UN Pledges To Buy From Poor Farmers
The World Food Program (WFP) Wednesday announced a significant shift in the way it buys agricultural commodities, saying it would now purchase from the worlds poorest farmers as it broadens its role in development rather than emergency aid.
The UN agency said its new procurement policy would enable “small farmers to access reliable markets so they can sell their surplus crops at competitive prices, bolstering fragile local economies”.
Josette Sheeran, WFP head, said that the “Purchase for Progress” program would help both poor farmers and hungry people. The Bill & Melinda Gates Foundation, the Howard G. Buffett Foundation, and the government of Belgium said they would commit 76 million US dollar to support the new WFP procurement program.

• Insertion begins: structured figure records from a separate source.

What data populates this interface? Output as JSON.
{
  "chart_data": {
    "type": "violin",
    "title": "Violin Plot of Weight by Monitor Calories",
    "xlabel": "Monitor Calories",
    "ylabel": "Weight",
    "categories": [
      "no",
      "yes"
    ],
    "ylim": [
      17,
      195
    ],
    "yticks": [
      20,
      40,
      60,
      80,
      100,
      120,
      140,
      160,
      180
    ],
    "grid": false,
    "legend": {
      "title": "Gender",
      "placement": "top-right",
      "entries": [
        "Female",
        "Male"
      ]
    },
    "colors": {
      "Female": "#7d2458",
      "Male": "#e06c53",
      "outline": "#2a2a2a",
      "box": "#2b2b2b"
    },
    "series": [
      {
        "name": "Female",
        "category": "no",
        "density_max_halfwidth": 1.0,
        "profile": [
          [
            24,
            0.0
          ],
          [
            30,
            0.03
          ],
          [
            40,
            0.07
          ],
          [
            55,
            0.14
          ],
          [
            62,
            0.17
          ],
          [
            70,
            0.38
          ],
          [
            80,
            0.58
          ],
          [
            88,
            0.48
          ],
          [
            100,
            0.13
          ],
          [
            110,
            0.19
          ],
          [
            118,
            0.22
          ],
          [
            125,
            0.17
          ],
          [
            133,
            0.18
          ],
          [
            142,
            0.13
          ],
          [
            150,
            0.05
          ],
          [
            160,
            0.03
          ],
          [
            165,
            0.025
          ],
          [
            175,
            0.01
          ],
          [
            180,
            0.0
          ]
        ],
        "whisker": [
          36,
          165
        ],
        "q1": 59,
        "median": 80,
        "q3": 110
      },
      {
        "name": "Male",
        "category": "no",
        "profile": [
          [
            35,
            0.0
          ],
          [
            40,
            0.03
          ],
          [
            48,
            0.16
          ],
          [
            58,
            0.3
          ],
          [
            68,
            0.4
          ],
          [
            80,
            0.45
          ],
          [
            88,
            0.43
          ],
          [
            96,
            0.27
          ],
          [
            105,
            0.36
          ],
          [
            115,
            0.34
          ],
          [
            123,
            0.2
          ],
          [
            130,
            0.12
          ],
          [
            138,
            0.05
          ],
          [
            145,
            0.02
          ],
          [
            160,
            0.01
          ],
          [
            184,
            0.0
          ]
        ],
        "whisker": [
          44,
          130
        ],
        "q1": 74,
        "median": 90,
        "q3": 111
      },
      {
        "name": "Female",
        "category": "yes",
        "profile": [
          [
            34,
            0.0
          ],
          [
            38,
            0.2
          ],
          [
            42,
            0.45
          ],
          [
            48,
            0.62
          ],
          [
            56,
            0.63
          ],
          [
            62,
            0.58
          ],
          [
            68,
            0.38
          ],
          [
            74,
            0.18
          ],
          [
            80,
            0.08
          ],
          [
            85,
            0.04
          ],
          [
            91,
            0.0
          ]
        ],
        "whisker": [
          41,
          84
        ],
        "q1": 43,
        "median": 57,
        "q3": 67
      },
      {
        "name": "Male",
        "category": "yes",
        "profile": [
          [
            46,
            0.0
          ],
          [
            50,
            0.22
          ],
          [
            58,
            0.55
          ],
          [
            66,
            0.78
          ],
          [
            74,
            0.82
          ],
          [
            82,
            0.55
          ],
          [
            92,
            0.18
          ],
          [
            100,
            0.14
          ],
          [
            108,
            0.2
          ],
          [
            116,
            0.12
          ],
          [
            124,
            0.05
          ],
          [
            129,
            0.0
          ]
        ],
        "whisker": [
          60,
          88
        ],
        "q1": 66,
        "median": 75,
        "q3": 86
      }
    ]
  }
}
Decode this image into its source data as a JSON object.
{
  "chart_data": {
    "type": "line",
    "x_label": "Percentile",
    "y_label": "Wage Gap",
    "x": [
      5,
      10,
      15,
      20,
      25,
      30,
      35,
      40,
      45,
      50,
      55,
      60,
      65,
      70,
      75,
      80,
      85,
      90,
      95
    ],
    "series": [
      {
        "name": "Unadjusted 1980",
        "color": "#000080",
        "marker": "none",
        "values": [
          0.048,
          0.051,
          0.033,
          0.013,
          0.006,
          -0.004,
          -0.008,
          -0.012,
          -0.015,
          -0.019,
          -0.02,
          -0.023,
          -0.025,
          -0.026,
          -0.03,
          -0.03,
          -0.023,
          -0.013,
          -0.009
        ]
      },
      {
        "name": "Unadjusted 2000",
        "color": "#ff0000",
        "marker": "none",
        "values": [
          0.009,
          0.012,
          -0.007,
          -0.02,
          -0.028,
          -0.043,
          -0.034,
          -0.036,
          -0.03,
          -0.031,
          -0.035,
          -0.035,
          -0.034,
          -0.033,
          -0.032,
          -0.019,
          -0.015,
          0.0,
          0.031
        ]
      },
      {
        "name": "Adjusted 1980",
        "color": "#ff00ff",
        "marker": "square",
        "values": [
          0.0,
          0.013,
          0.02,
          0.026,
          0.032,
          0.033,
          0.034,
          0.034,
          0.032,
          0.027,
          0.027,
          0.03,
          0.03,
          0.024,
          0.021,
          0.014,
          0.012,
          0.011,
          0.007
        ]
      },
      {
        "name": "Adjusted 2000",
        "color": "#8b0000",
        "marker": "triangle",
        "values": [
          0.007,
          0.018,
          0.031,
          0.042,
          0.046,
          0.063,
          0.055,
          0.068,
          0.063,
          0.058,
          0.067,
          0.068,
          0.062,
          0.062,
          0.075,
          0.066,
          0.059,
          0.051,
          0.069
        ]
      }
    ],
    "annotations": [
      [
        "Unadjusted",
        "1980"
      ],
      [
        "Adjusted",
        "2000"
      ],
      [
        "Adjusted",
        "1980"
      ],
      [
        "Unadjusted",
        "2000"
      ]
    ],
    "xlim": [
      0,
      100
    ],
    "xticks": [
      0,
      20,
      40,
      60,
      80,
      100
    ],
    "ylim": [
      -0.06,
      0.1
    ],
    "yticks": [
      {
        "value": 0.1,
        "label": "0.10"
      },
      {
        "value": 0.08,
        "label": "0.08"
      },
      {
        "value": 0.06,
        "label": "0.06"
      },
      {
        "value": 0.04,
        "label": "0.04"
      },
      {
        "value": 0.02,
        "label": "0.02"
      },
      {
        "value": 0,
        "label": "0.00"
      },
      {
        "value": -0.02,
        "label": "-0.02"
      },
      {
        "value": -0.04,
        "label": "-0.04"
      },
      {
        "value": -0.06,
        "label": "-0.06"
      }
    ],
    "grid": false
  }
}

Bill Gates said the new initiative “represents a major step toward sustainable change that could eventually benefit millions of poor rural households”.
The farmers will be required to form collectives, and the usual UN requirements for growers to provide surety bonds, transport and packaging materials will be relaxed or waived (set bort fra). By selling directly to the WFP rather than middlemen it is expected that the farmers will receive higher-than-normal prices.
The Purchase for Progress program will give poor farmers, many of them women with little or no access to commercial markets, a chance to move beyond subsistence living with opportunities to sell their milk, grains, produce and other products to reliable buyers.
During a five-year pilot period, it hopes to increase the incomes of 350.000 farmers in 21 countries and give them a path out of poverty.
– This is not your grandmothers (hattedamernes) food aid, said Sheeran, adding:
– This is a revolution in food aid, where food aid becomes a productive investment that not only feeds today but produces solutions for tomorrow.